A Queda da Bastilha na Revolução Francesa


A “Queda da Bastilha” ou “Tomada da Bastilha” foi um evento e um marco histórico, uma vez que consistia num símbolo do absolutismo francês enquanto existiu e sua destruição se tornou o ícone da Revolução Francesa de 1789.

A data de 14 de julho é comemorada como feriado nacional na França, contudo, celebra a Festa da Federação.

Causas e Consequências

A principal causa que levou a queda da Bastilha possui raízes socioeconômicas, uma vez que o Terceiro Estado (composto pela burguesia e o povo em geral) era marginalizado e, apesar de deterem o poder econômico, não possuíam a representatividade política equivalente, enquanto o Primeiro Estado (Clero) e o Segundo Estado (Nobreza) gozavam de múltiplos privilégios.

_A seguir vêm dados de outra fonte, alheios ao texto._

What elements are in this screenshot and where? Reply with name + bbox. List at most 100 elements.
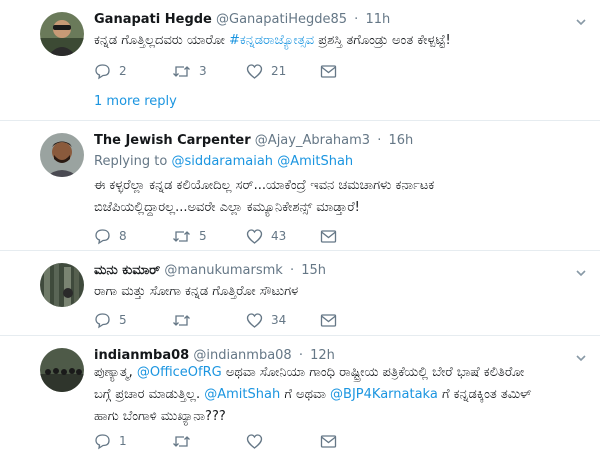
- like-icon: [246, 312, 263, 328]
- reply-icon: [95, 63, 110, 79]
- tweet-header: ಮನು ಕುಮಾರ್ @manukumarsmk · 15h: [94, 263, 326, 278]
- like-button[interactable]: 34: [246, 311, 286, 329]
- separator: ·: [354, 12, 359, 27]
- tweet-header: The Jewish Carpenter @Ajay_Abraham3 · 16…: [94, 133, 413, 148]
- reply-button[interactable]: 2: [94, 62, 127, 80]
- like-count: 34: [271, 313, 287, 327]
- tweet-actions: 2 3 21: [94, 62, 354, 80]
- mention-link[interactable]: @BJP4Karnataka: [330, 387, 438, 402]
- message-icon: [320, 229, 337, 243]
- like-icon: [246, 228, 263, 244]
- avatar[interactable]: [40, 263, 84, 307]
- reply-icon: [95, 312, 110, 328]
- retweet-icon: [173, 230, 190, 242]
- message-icon: [320, 313, 337, 327]
- tweet-text: ರಾಗಾ ಮತ್ತು ಸೋಗಾ ಕನ್ನಡ ಗೊತ್ತಿರೋ ಸೌಟುಗಳ: [94, 284, 299, 299]
- reply-count: 8: [119, 229, 127, 243]
- retweet-icon: [173, 435, 190, 447]
- text-segment: ಅಥವಾ ಸೋನಿಯಾ ಗಾಂಧಿ ರಾಷ್ಟ್ರೀಯ ಪತ್ರಿಕೆಯಲ್ಲಿ…: [221, 365, 525, 380]
- more-replies-link[interactable]: 1 more reply: [94, 94, 177, 109]
- tweet-header: Ganapati Hegde @GanapatiHegde85 · 11h: [94, 12, 390, 27]
- reply-icon: [95, 228, 110, 244]
- like-button[interactable]: 43: [246, 227, 286, 245]
- avatar[interactable]: [40, 12, 84, 56]
- like-icon: [246, 63, 263, 79]
- timestamp[interactable]: 11h: [365, 12, 390, 27]
- separator: ·: [289, 263, 295, 278]
- retweet-count: 5: [199, 229, 207, 243]
- tweet-indianmba08: indianmba08 @indianmba08 · 12h ಪುಣ್ಯಾತ್ಮ…: [0, 336, 600, 450]
- like-count: 43: [271, 229, 287, 243]
- timestamp[interactable]: 15h: [301, 263, 326, 278]
- mention-link[interactable]: @AmitShah: [277, 154, 353, 169]
- retweet-button[interactable]: 3: [172, 62, 207, 80]
- text-line: ಪುಣ್ಯಾತ್ಮ, @OfficeOfRG ಅಥವಾ ಸೋನಿಯಾ ಗಾಂಧಿ…: [94, 362, 584, 384]
- text-segment: ಬಗ್ಗೆ ಪ್ರಚಾರ ಮಾಡುತ್ತಿಲ್ಲ.: [94, 387, 205, 402]
- mention-link[interactable]: @siddaramaiah: [171, 154, 273, 169]
- text-line: ಈ ಕಳ್ಳರೆಲ್ಲಾ ಕನ್ನಡ ಕಲಿಯೋದಿಲ್ಲ ಸರ್...ಯಾಕೆ…: [94, 178, 435, 193]
- like-icon: [246, 433, 263, 449]
- retweet-button[interactable]: [172, 311, 199, 329]
- text-line: ಬಿಜೆಪಿಯಲ್ಲಿದ್ದಾರಲ್ಲ...ಅವರೇ ಎಲ್ಲಾ ಕಮ್ಯೂನಿ…: [94, 200, 360, 215]
- tweet-manu-kumar: ಮನು ಕುಮಾರ್ @manukumarsmk · 15h ರಾಗಾ ಮತ್ತ…: [0, 251, 600, 335]
- tweet-text: ಕನ್ನಡ ಗೊತ್ತಿಲ್ಲದವರು ಯಾರೋ #ಕನ್ನಡರಾಜ್ಯೋತ್ಸ…: [94, 30, 584, 52]
- like-count: 21: [271, 64, 287, 78]
- timestamp[interactable]: 16h: [388, 133, 413, 148]
- retweet-icon: [173, 314, 190, 326]
- avatar[interactable]: [40, 133, 84, 177]
- tweet-actions: 5 34: [94, 311, 354, 329]
- text-segment: ಪ್ರಶಸ್ತಿ ತಗೊಂಡ್ರು ಅಂತ ಕೇಳ್ಪಟ್ಟೆ!: [314, 33, 451, 48]
- text-line: ಬಗ್ಗೆ ಪ್ರಚಾರ ಮಾಡುತ್ತಿಲ್ಲ. @AmitShah ಗೆ ಅ…: [94, 384, 584, 406]
- chevron-down-icon[interactable]: [574, 14, 588, 28]
- message-icon: [320, 64, 337, 78]
- user-handle[interactable]: @Ajay_Abraham3: [255, 133, 370, 148]
- message-button[interactable]: [320, 227, 337, 245]
- display-name[interactable]: Ganapati Hegde: [94, 12, 212, 27]
- display-name[interactable]: indianmba08: [94, 348, 189, 363]
- message-button[interactable]: [320, 432, 337, 450]
- tweet-ganapati: Ganapati Hegde @GanapatiHegde85 · 11h ಕನ…: [0, 0, 600, 120]
- tweet-actions: 8 5 43: [94, 227, 354, 245]
- retweet-button[interactable]: 5: [172, 227, 207, 245]
- retweet-icon: [173, 65, 190, 77]
- tweet-actions: 1: [94, 432, 354, 450]
- message-icon: [320, 434, 337, 448]
- text-segment: ಗೆ ಅಥವಾ: [280, 387, 331, 402]
- separator: ·: [298, 348, 303, 363]
- retweet-button[interactable]: [172, 432, 199, 450]
- display-name[interactable]: The Jewish Carpenter: [94, 133, 251, 148]
- reply-count: 5: [119, 313, 127, 327]
- reply-count: 1: [119, 434, 127, 448]
- reply-count: 2: [119, 64, 127, 78]
- message-button[interactable]: [320, 62, 337, 80]
- replying-to: Replying to @siddaramaiah @AmitShah: [94, 151, 584, 173]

Não obstante, problemas econômicos agravados pela participação francesa na guerra de Independência dos Estados Unidos e medidas impopulares, como o aumento do preço do pão levaram a invasão da Bastilha.

Isso gerou uma reação em cadeia por toda a França, fazendo surgir um movimento popular organizado e armado, composto por uma camada popular urbana dominada pela burguesia e outra, formada no campo e caracterizada pela radicalização revolucionária.

Características da Bastilha

A Bastilha era uma fortaleza retangular de 90 metros de comprimento por 25 metros de largura, com oito torres distribuídas pelas paredes, as quais, por sua vez, chegavam a 3 metros de espessura por 30 metros de altura; duas pontes levadiças cercadas por um fosso profundo e coberto pelas águas do rio Sena davam acesso a um par de torres que guardavam a entrada Leste da cidade de Paris.

Internamente, a Bastilha era constituída por um pavimento superior, com celas mais confortáveis para os detentos, outro pavimento térreo, onde se localizava a prisão comum e um calabouço no subsolo, onda haviam celas com espaço apenas para ficar de pé.

Contexto Histórico

O Bastião de Saint-Antoine foi construído do contexto da Guerra dos Cem Anos, pelo monarca Carlos V da França, em 1370. Esta fortaleza medieval deveria defender a entrada do bairro Santo Antônio de Paris.

No século XV, a bastilha foi transformada em prisão (Prise de la Bastille, do francês, prisão da bastilha) e, no século XVII, era a alcova de intelectuais e nobres que discordavam do regime ou eram adversários políticos.

Por conseguinte, no século XVIII, durante o reinado de Luís XVI (1754-1793), a crise agrária arruinou a economia francesa, atingindo principalmente os camponeses e forçando o monarca a convocar a Assembleia dos Estados Gerais para aprovar uma legislação que pesaria sobre o Terceiro Estado.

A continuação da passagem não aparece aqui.